More specifically, the report blamed Secret Intelligence Service (better known as MI6) head Richard Dearlove who presented so-called "hot" intelligence about alleged weapons of mass destruction provided by an Iraqi with "phenomenal access" to high levels in the Iraqi government directly to Blair, without first confirming its accuracy. The investigators found that references to this intelligence in government reports were over-certain and did not adequately stress uncertainties and nuance. The informant was later found to have been lying. The Chilcot report states that "personal intervention [by Dearlove] and its urgency gave added weight to a report that had not been properly evaluated and would have coloured the perception of ministers and senior officials". The day after the report was published, Blair conceded that he should have challenged such intelligence reports before relying on them to justify military action in Iraq.

Some MI6 staff had also expressed concerns about the quality of its source – in particular, noting that an inaccurate detail about storing chemical weapons in glass containers appeared to have been taken from Michael Bay's film The Rock – and expressed doubts about its reliability. Nonetheless, Foreign Secretary Jack Straw asked MI6 to use the source to provide "silver bullet intelligence".

It's difficult enough to disagree with the minister about the rationale for war, it's even worse if afterwards you have to tell him "So the intel was all lies, you're a fool for believing it, and now you have to give us permission to create fake WMDs we can show to the press, even though this is likely to create a trail that can be discovered by any investigative journalists willing to put the work in, and if discovered will convince everyone that we're a bunch of incompetent lying fools".

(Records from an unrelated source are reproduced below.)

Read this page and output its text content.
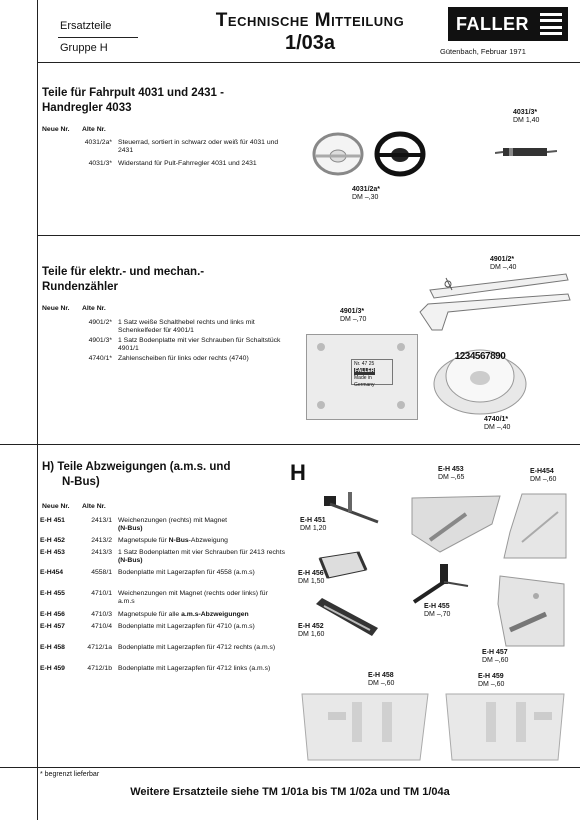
Ersatzteile
Gruppe H
Technische Mitteilung
1/03a
FALLER
Gütenbach, Februar 1971
Teile für Fahrpult 4031 und 2431 -
Handregler 4033
Neue Nr. Alte Nr.
4031/2a* Steuerrad, sortiert in schwarz oder weiß für 4031 und 2431
4031/3* Widerstand für Pult-Fahrregler 4031 und 2431
4031/2a*
DM –,30
4031/3*
DM 1,40
Teile für elektr.- und mechan.-
Rundenzähler
Neue Nr. Alte Nr.
4901/2* 1 Satz weiße Schalthebel rechts und links mit Schenkelfeder für 4901/1
4901/3* 1 Satz Bodenplatte mit vier Schrauben für Schaltstück 4901/1
4740/1* Zahlenscheiben für links oder rechts (4740)
4901/2*
DM –,40
Nr. 47 25
FALLER
Made in Germany
4901/3*
DM –,70
1234567890
4740/1*
DM –,40
H) Teile Abzweigungen (a.m.s. und
N-Bus)	H
Neue Nr. Alte Nr.
E-H 451	2413/1 Weichenzungen (rechts) mit Magnet
(N-Bus)
E-H 452	2413/2 Magnetspule für N-Bus-Abzweigung
E-H 453	2413/3 1 Satz Bodenplatten mit vier Schrauben für 2413 rechts (N-Bus)
E-H454	4558/1 Bodenplatte mit Lagerzapfen für 4558 (a.m.s)
E-H 455	4710/1 Weichenzungen mit Magnet (rechts oder links) für a.m.s
E-H 456	4710/3 Magnetspule für alle a.m.s-Abzweigungen
E-H 457	4710/4 Bodenplatte mit Lagerzapfen für 4710 (a.m.s)
E-H 458	4712/1a Bodenplatte mit Lagerzapfen für 4712 rechts (a.m.s)
E-H 459	4712/1b Bodenplatte mit Lagerzapfen für 4712 links (a.m.s)
E-H 451
DM 1,20
E-H 456
DM 1,50
E-H 452
DM 1,60
E-H 453
DM –,65
E-H454
DM –,60
E-H 455
DM –,70
E-H 457
DM –,60
E-H 458
DM –,60
E-H 459
DM –,60
* begrenzt lieferbar
Weitere Ersatzteile siehe TM 1/01a bis TM 1/02a und TM 1/04a
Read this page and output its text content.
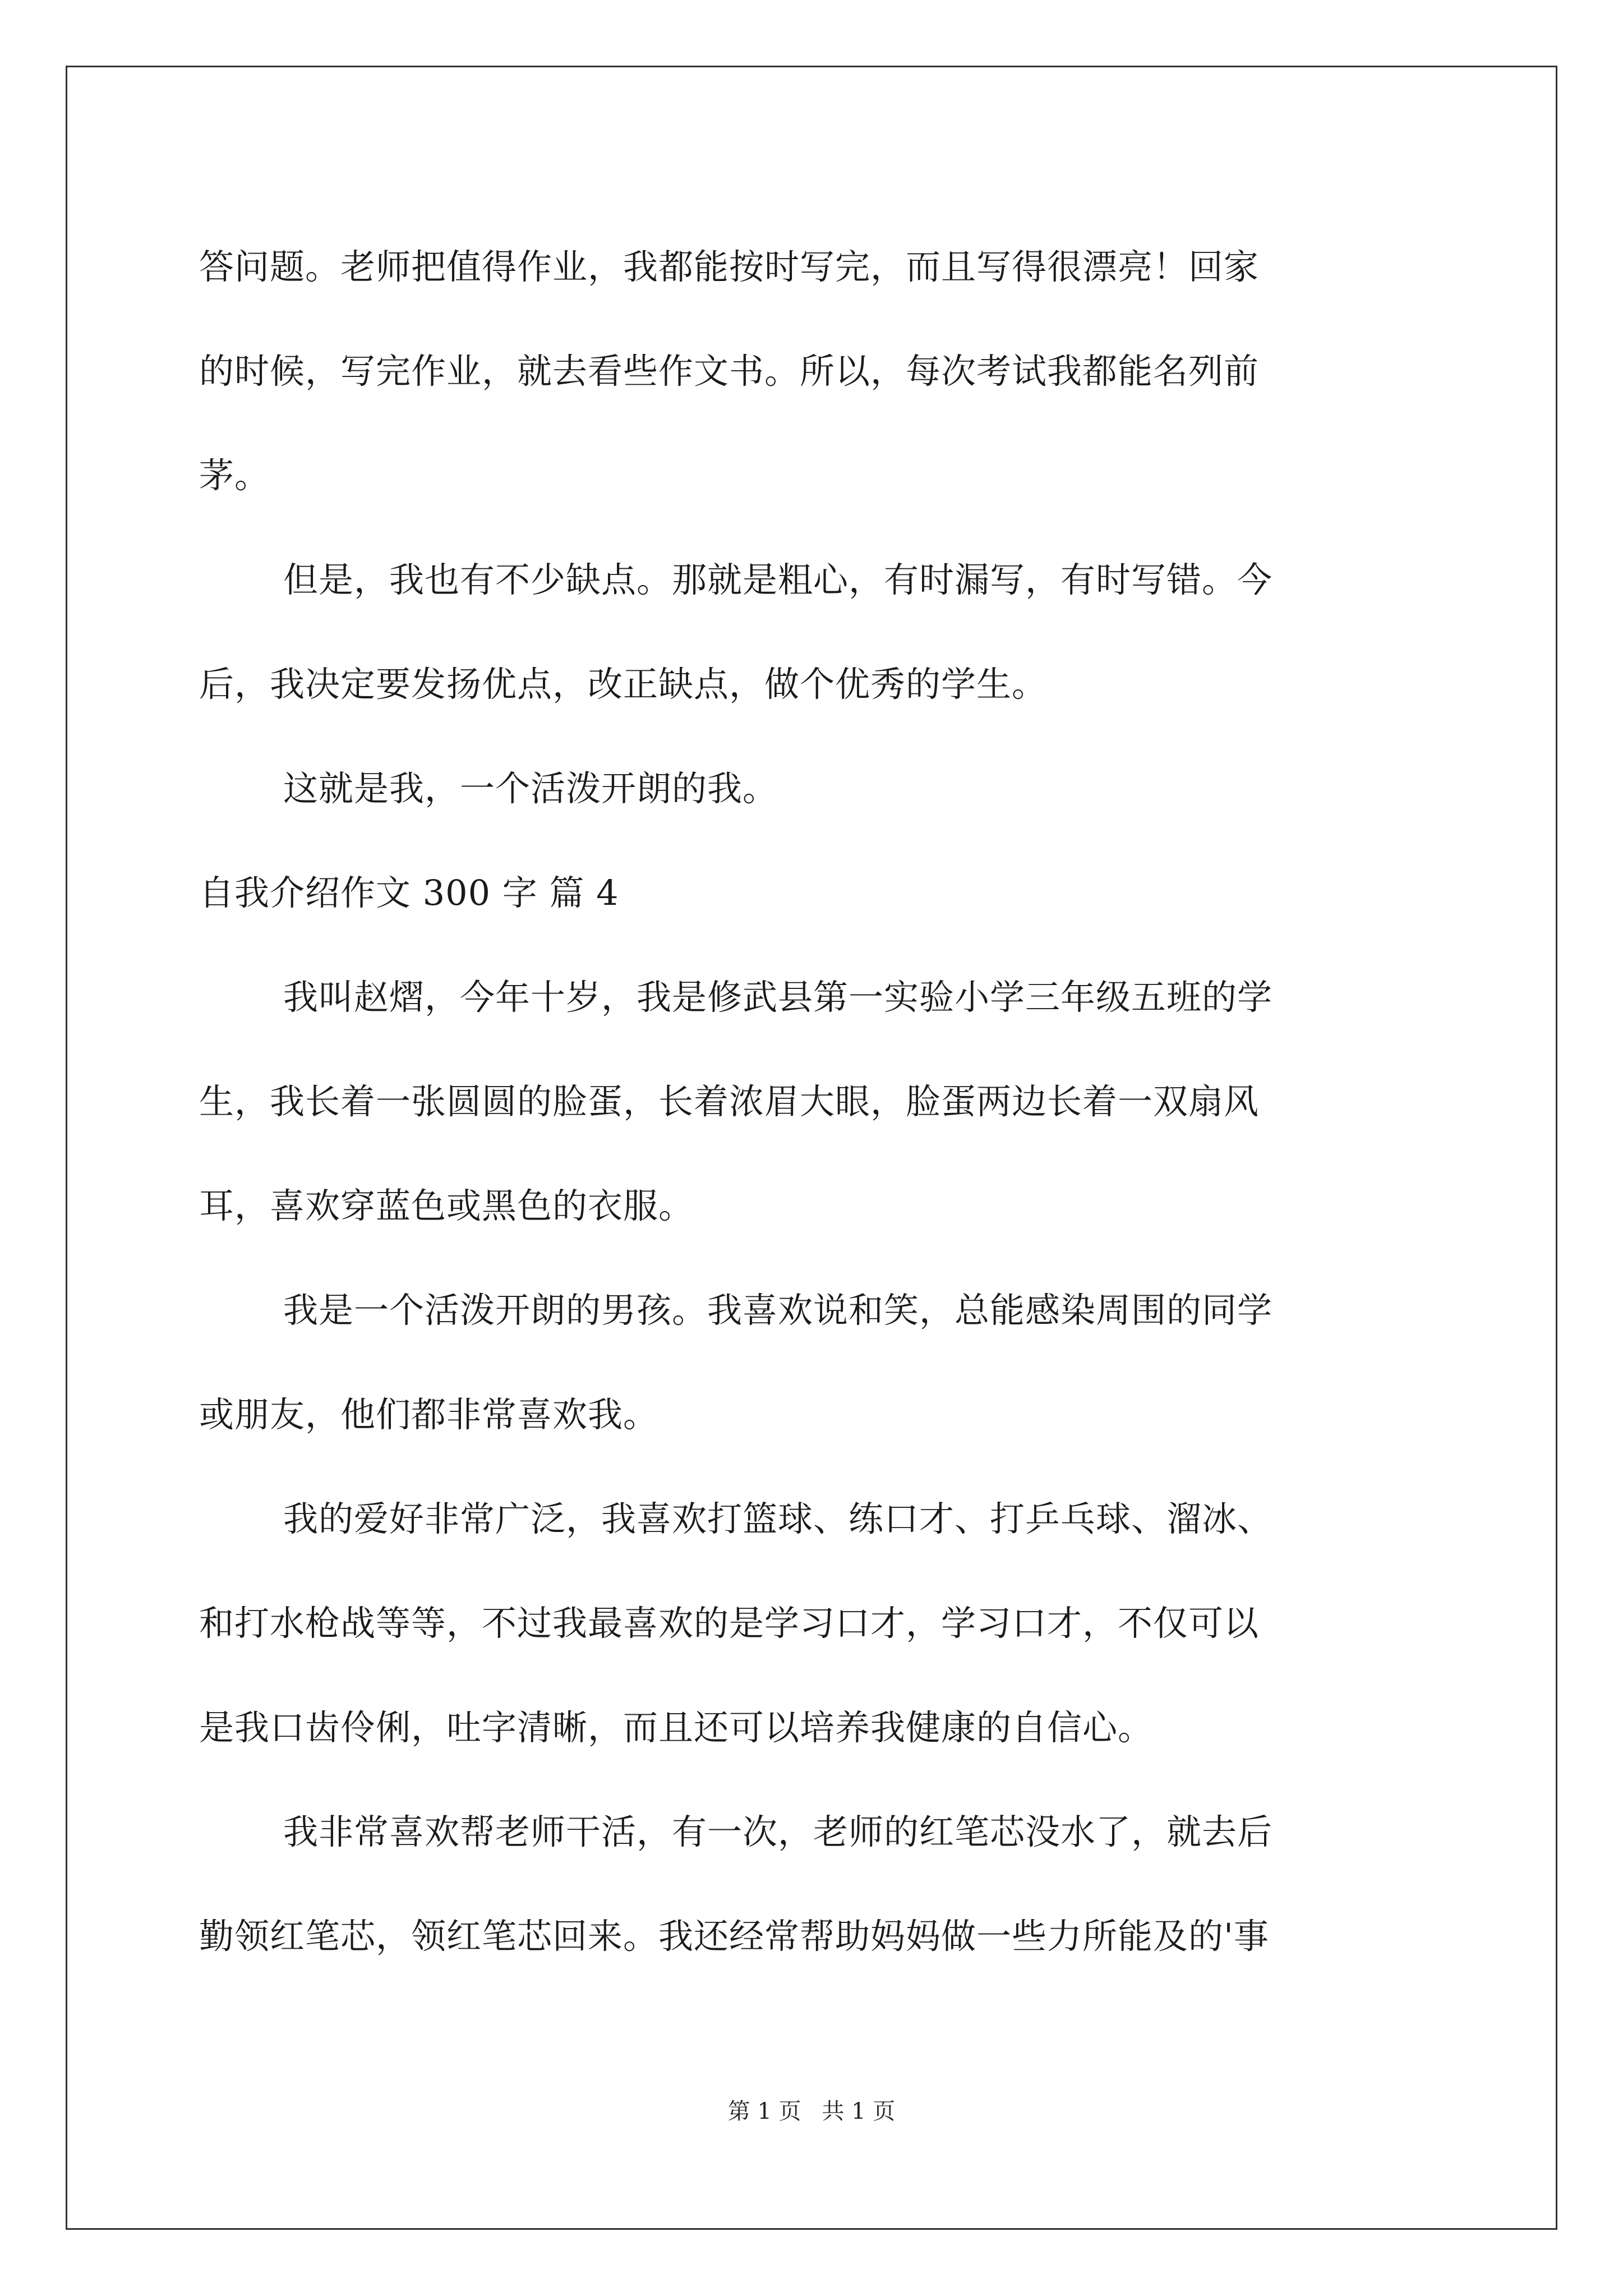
答问题。老师把值得作业，我都能按时写完，而且写得很漂亮！回家
的时候，写完作业，就去看些作文书。所以，每次考试我都能名列前
茅。
但是，我也有不少缺点。那就是粗心，有时漏写，有时写错。今
后，我决定要发扬优点，改正缺点，做个优秀的学生。
这就是我，一个活泼开朗的我。
自我介绍作文 300 字 篇 4
我叫赵熠，今年十岁，我是修武县第一实验小学三年级五班的学
生，我长着一张圆圆的脸蛋，长着浓眉大眼，脸蛋两边长着一双扇风
耳，喜欢穿蓝色或黑色的衣服。
我是一个活泼开朗的男孩。我喜欢说和笑，总能感染周围的同学
或朋友，他们都非常喜欢我。
我的爱好非常广泛，我喜欢打篮球、练口才、打乒乓球、溜冰、
和打水枪战等等，不过我最喜欢的是学习口才，学习口才，不仅可以
是我口齿伶俐，吐字清晰，而且还可以培养我健康的自信心。
我非常喜欢帮老师干活，有一次，老师的红笔芯没水了，就去后
勤领红笔芯，领红笔芯回来。我还经常帮助妈妈做一些力所能及的'事
第 1 页 共 1 页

It's difficult enough to disagree with the minister about the rationale for war, it's even worse if afterwards you have to tell him "So the intel was all lies, you're a fool for believing it, and now you have to give us permission to create fake WMDs we can show to the press, even though this is likely to create a trail that can be discovered by any investigative journalists willing to put the work in, and if discovered will convince everyone that we're a bunch of incompetent lying fools".

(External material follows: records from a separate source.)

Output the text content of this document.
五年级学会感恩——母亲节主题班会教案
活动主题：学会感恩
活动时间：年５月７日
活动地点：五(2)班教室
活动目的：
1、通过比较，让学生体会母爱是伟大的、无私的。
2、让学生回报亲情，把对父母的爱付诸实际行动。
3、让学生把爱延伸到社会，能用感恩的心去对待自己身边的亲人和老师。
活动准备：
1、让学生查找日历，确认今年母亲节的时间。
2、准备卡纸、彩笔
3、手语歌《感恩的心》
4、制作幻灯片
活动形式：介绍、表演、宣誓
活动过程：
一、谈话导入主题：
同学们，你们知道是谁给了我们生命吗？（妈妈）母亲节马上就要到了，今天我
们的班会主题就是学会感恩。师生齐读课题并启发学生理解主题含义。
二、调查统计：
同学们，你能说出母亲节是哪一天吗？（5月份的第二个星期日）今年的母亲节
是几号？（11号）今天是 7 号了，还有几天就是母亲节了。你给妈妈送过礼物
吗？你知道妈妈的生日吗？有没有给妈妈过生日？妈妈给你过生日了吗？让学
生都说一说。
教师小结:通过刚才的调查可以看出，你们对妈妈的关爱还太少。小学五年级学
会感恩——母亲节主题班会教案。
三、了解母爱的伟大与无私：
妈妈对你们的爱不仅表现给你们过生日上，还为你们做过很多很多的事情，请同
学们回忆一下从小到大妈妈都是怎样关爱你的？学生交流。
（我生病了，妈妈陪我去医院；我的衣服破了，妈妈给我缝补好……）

This sounds ridiculous, but given politicians arguably paid the most substantial price for the Iraq-was-a-disaster narrative, it seems less likely they’d be the brake on that kind of scheme from Dearlove types.

By the way (as is hopefully obvious), I don’t believe any of this, I just think that as a logical exercise it suggests Western intelligence agencies are much less competent than most people on the political extremes often suggest.

There's always "If Minister Jones ignored your advice and rushed to war on fake or dubious intel, why should you dig him out of the hole later (by faking up WMDs)? Let him be scapegoated in public, and his successor - hopefully - will listen more closely to you".